# Thread: Abs. Max and Min.

1. ## Abs. Max and Min.

I'm having trouble finding the absolute max and min. This is the question:

Find the absolute maximum and absolute minimum values of f(x)=(x^(2/3))*((x^2)-4)

This is what I have so far:

F'(x)=(8/(3(x^1/3)))*((x^2)-1)

Critical #'s I got: x=0(undefined), x=1, x=-1.

Now I don't know if I got the right critical #'s and also I dont know if I have to plug them back into the f(x) or f'(x).

Any help?

2. ## Re: Abs. Max and Min.

Yes, you have the correct derivative and critical numbers. You may want to use the fact that the given function is even to simplify things a bit, i.e., you need only analyze the function for non-negative values of x. So use either the first or second derivative test to determine the nature of the extremum, and look at the limit of the function as x goes to infinity. What do you find?

3. ## Re: Abs. Max and Min.

Sorry I forgot to post that the interval is in between [-2,3]

4. ## Re: Abs. Max and Min.

Well whenever I plug my critical numbers backs into the first derivate i get that when i plug in x=1 then its positive. When I plug in x= -1 its negative. So this means in between the two there is a minimum?

5. ## Re: Abs. Max and Min.

Ah, well then you simply need to evaluate the function at the end-points of the interval, as well as at the critical numbers. The smallest of these values is the absolute minimum and the largest of these values is the absolute maximum. What does the fact that the derivative is not defined at x = 0, but the function is suggest?

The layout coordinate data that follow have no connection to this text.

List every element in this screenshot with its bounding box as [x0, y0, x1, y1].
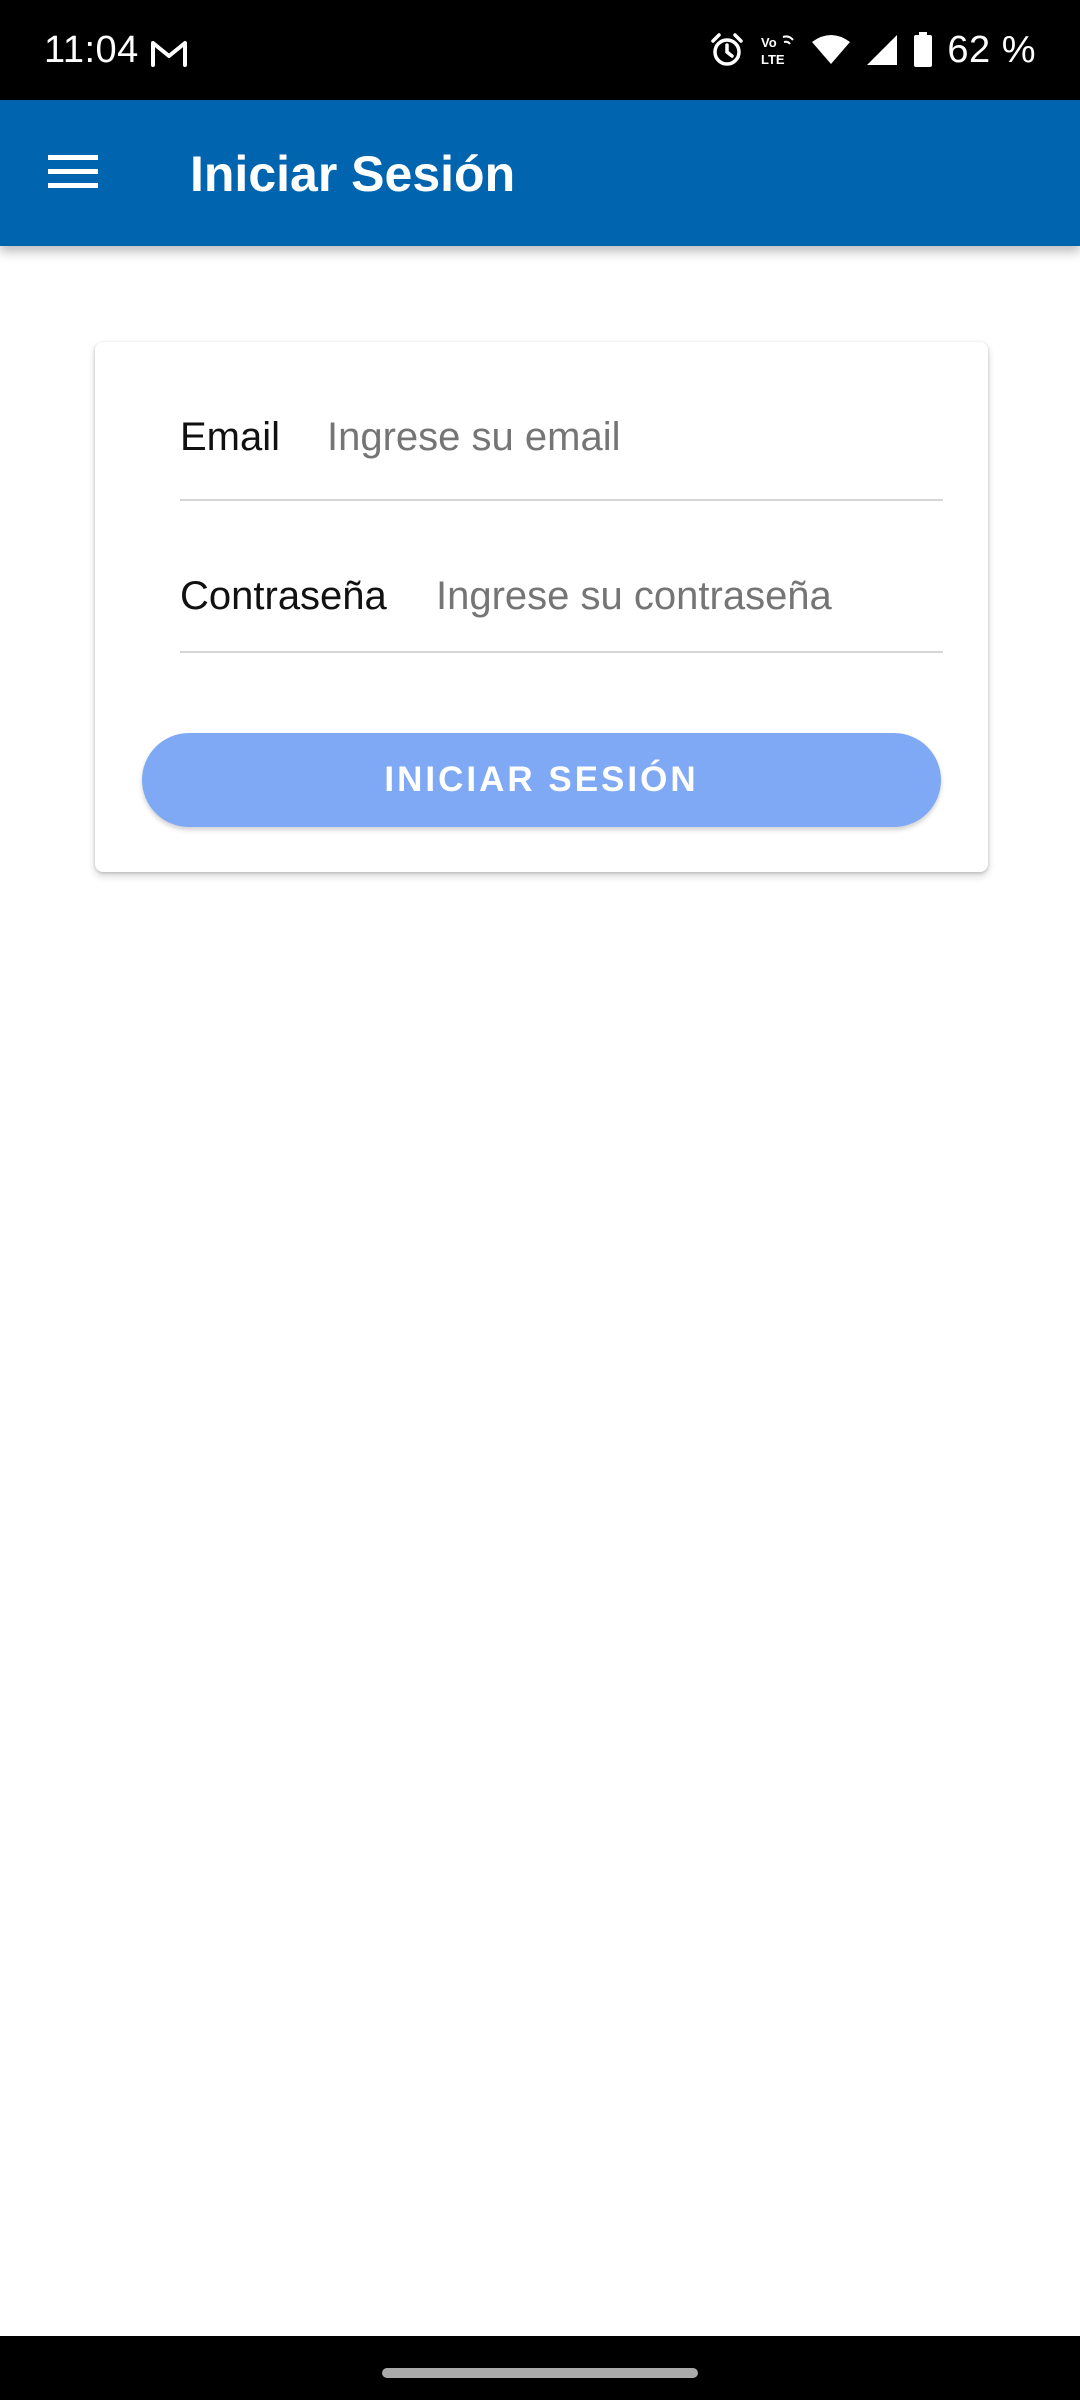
- app-bar: Iniciar Sesión: [0, 100, 1080, 246]
- password-label: Contraseña: [180, 574, 387, 618]
- menu-button[interactable]: [40, 140, 106, 206]
- gmail-icon: [150, 38, 188, 68]
- email-field[interactable]: [327, 409, 927, 465]
- password-field[interactable]: [436, 568, 936, 624]
- svg-text:LTE: LTE: [761, 52, 785, 67]
- alarm-icon: [709, 32, 745, 68]
- status-icons: Vo LTE 62 %: [709, 28, 1036, 72]
- login-card: Email Contraseña INICIAR SESIÓN: [95, 342, 988, 872]
- volte-icon: Vo LTE: [759, 32, 797, 68]
- menu-icon: [48, 153, 98, 194]
- status-bar: 11:04 Vo LTE 62 %: [0, 0, 1080, 100]
- email-label: Email: [180, 415, 281, 459]
- wifi-icon: [811, 34, 851, 66]
- cell-signal-icon: [865, 33, 899, 67]
- home-gesture-handle[interactable]: [382, 2368, 698, 2378]
- email-field-row: Email: [180, 342, 943, 501]
- battery-icon: [913, 32, 933, 68]
- status-time: 11:04: [44, 29, 139, 71]
- navigation-bar: [0, 2336, 1080, 2400]
- battery-percentage: 62 %: [947, 29, 1036, 71]
- password-field-row: Contraseña: [180, 501, 943, 653]
- svg-text:Vo: Vo: [761, 35, 777, 50]
- page-title: Iniciar Sesión: [190, 146, 516, 202]
- login-button[interactable]: INICIAR SESIÓN: [142, 733, 941, 827]
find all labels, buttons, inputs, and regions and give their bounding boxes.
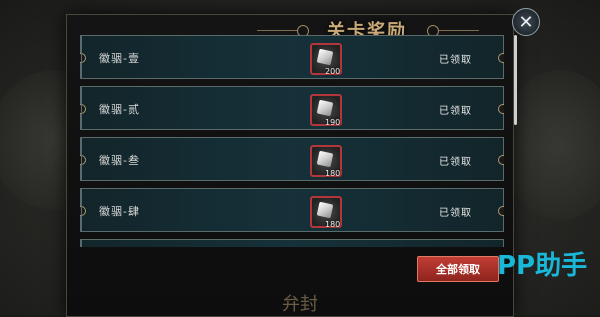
stage-name: 徽骃-叁 — [99, 154, 140, 167]
reward-quantity: 200 — [325, 67, 341, 76]
reward-list[interactable]: 徽骃-壹 200 已领取 徽骃-贰 190 已领取 徽骃-叁 180 已领取 徽… — [80, 35, 504, 247]
row-ornament-right — [498, 206, 504, 216]
claim-status: 已领取 — [439, 55, 472, 66]
stage-name: 徽骃-贰 — [99, 103, 140, 116]
reward-quantity: 180 — [325, 169, 341, 178]
reward-row: 徽骃-肆 180 已领取 — [80, 188, 504, 232]
silver-ore-icon — [316, 201, 334, 219]
row-ornament-right — [498, 155, 504, 165]
close-icon: ✕ — [518, 11, 534, 33]
stage-name: 徽骃-壹 — [99, 52, 140, 65]
close-button[interactable]: ✕ — [512, 8, 540, 36]
silver-ore-icon — [316, 150, 334, 168]
claim-status: 已领取 — [439, 157, 472, 168]
claim-status: 已领取 — [439, 106, 472, 117]
row-ornament-left — [80, 206, 86, 216]
title-divider-right — [439, 30, 479, 31]
row-ornament-right — [498, 104, 504, 114]
watermark-logo: PP助手 — [497, 251, 588, 281]
row-ornament-left — [80, 155, 86, 165]
seal-text: 弁封 — [282, 294, 318, 315]
reward-quantity: 180 — [325, 220, 341, 229]
claim-all-button[interactable]: 全部领取 — [417, 256, 499, 282]
reward-row: 徽骃-贰 190 已领取 — [80, 86, 504, 130]
reward-row: 徽骃-叁 180 已领取 — [80, 137, 504, 181]
stage-name: 徽骃-肆 — [99, 205, 140, 218]
row-ornament-right — [498, 53, 504, 63]
row-ornament-left — [80, 53, 86, 63]
silver-ore-icon — [316, 48, 334, 66]
list-scrollbar[interactable] — [514, 35, 517, 125]
claim-status: 已领取 — [439, 208, 472, 219]
reward-quantity: 190 — [325, 118, 341, 127]
title-divider-left — [257, 30, 297, 31]
reward-row-partial — [80, 239, 504, 247]
reward-row: 徽骃-壹 200 已领取 — [80, 35, 504, 79]
silver-ore-icon — [316, 99, 334, 117]
row-ornament-left — [80, 104, 86, 114]
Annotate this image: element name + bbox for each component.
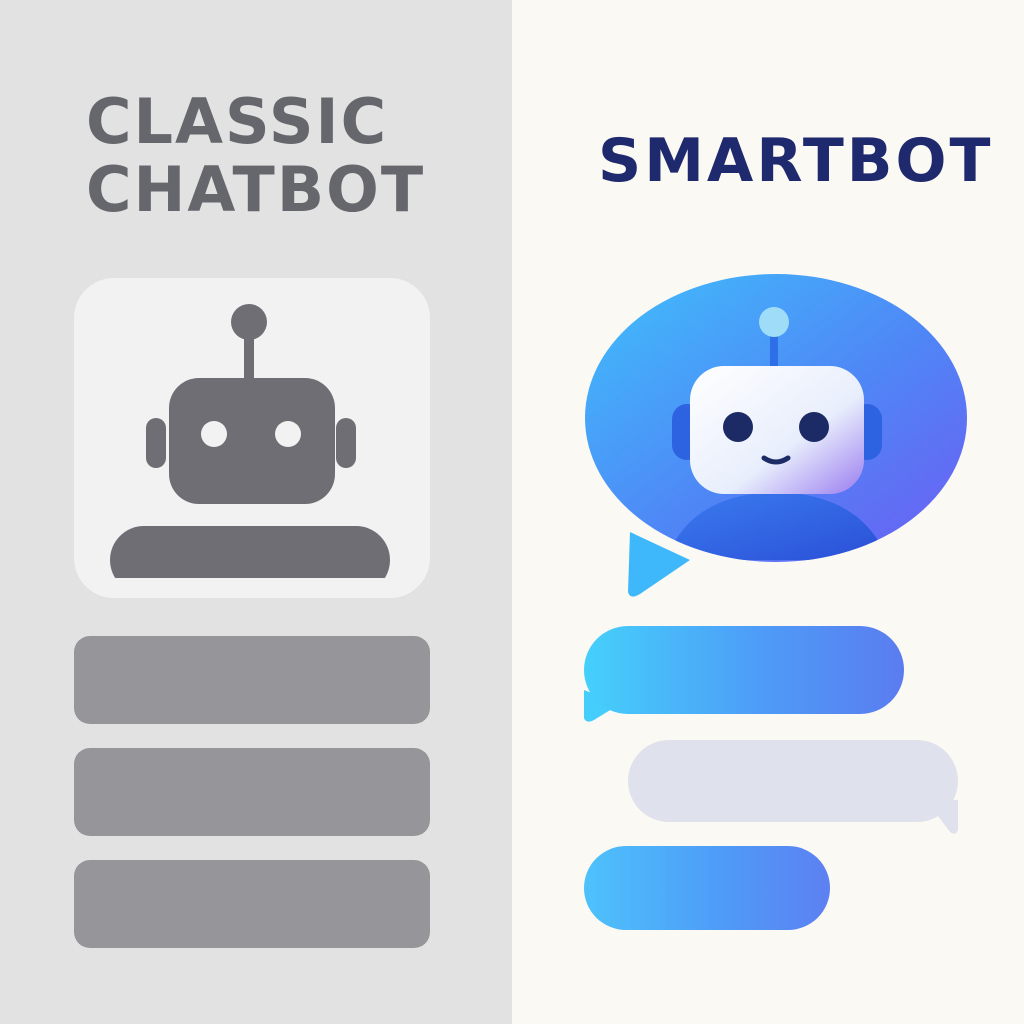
smart-message-bubble: [584, 846, 830, 930]
classic-message-bar: [74, 860, 430, 948]
smartbot-title: SMARTBOT: [598, 126, 994, 196]
classic-title-line-1: CLASSIC: [86, 85, 389, 158]
classic-chatbot-title: CLASSIC CHATBOT: [86, 88, 425, 224]
classic-title-line-2: CHATBOT: [86, 153, 426, 226]
classic-message-bar: [74, 748, 430, 836]
classic-bot-card: [74, 278, 430, 598]
robot-icon: [110, 304, 390, 578]
reply-message-bubble: [628, 740, 958, 822]
smart-message-bubble: [584, 626, 904, 714]
classic-message-bar: [74, 636, 430, 724]
robot-chat-bubble-icon: [585, 274, 967, 597]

6. ## Re: Abs. Max and Min.

That there is a point there but its not differentiable? I don't get what you mean by evaluate. I have the critical numbers and the endpoints. Do I plug them back into f(x) or f'(x)? I'm confused? Lol

7. ## Re: Abs. Max and Min.

This means there is a "cusp" at this point, given the symmetry across the y-axis that an even function has.

When I say evaluate the function at the critical numbers and the end-points, I mean plug these numbers in for x into the original function. These are the only points at which extrema can occur on the given interval.

8. ## Re: Abs. Max and Min.

Okay yes cusp is what I was looking for.

Okay so I plugged in all my critical numbers and endpoints back into the original equation.

This is what i got:
f(1)=-3
f(-1)=-3
f(0)=0
f(-2)=0
f(3)=10.4
So these points show where the max and min occur?
Abs min: f(-1)=f(1)=-3?
Abs max: f(3)=10.4?

9. ## Re: Abs. Max and Min.

Unless you are asked to use a decimal approximation, I would give the absolution maximum as $5\sqrt[3]{9}$.

10. ## Re: Abs. Max and Min.

Ah, it doesn't ask for decimal approximation. Did you get 5sqrt[3](9)? Or is that just more accurate than 10.4?

11. ## Re: Abs. Max and Min.

That's the exact value of f(3):

$f(3)=(3)^{\frac{2}{3}}(3^2-4)=\sqrt[3]{3^2}\cdot5=5\sqrt[3]{9}$